This takes two paired end FASTQ files and searches for Duplex Sequencing amplicons, then matches valid Duplex Sequencing Duplex Consensus Sequences against CODIS sequences.
-
python3 streamFastqTransform.py -s1 seq1.fastq -s2 seq2.fastq -o sample_spark_input.txt
-
spark-submit dsSeqModel.py -i sample_spark_input.txt -o output_prefix -s sample_name
Creates three output files:
- output_prefix.txt - A list of all of the DCS and the counts of sequences that support it with the CODIS match
- output_prefix.vcf - A VCF format list of all DCS and counts.
- output_prefix_sum.txt - A list of all clans that support a CODIS allele (or a matching sequence in the default CODIS_surrounding.tsv or a similar format file containing other sequences supplied with the -c flag).
Example The repository provides example CODIS_spark_input.txt and CODIS_surrounding.tsv that can be used to run an example analysis with:
spark-submit dsSeqModel.py -i examples/CODIS_spark_input.txt -o CODIS_output -s CODIS -c examples/CODIS_surrounding.tsv
Note: D21S11 is too long for a 156 bp read, so it requires a match count (mc) setting of 2 to match CODIS allele and it will output an incorrect allele count because the read cannot span the full allele sequence.

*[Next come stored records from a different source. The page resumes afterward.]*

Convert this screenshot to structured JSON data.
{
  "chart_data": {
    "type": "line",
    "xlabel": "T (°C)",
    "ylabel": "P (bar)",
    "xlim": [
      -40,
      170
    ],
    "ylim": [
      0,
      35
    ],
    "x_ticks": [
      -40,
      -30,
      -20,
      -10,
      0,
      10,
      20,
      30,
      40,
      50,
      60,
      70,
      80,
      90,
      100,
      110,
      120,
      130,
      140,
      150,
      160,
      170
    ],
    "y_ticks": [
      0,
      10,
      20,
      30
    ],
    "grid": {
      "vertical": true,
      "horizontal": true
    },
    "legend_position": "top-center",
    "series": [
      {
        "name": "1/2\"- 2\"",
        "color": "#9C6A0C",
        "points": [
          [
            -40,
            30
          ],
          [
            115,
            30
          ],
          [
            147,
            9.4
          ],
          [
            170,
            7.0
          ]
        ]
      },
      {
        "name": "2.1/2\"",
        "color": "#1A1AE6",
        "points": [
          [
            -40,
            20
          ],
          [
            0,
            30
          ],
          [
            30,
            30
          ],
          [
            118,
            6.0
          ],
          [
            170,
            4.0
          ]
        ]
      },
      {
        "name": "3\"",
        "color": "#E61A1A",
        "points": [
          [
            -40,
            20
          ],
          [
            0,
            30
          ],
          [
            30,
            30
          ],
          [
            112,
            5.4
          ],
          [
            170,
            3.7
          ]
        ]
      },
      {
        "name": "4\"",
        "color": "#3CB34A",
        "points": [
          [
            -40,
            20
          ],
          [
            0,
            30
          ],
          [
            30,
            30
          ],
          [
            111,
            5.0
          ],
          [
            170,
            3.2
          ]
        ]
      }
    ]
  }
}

Requires Pyspark >= 2.x, TRAL, and TRF
Install Spark https://spark.apache.org/downloads.html
Install TRAL http://elkeschaper.github.io/tral/
pip install TRAL
Install TRF http://tandem.bu.edu/trf/trf.html
-
use streamFastqTransform.py in parallel to upload FASTQ files to a HDFS
-
use dsSeqModel.py to analyze files
A Docker repository will be available soon.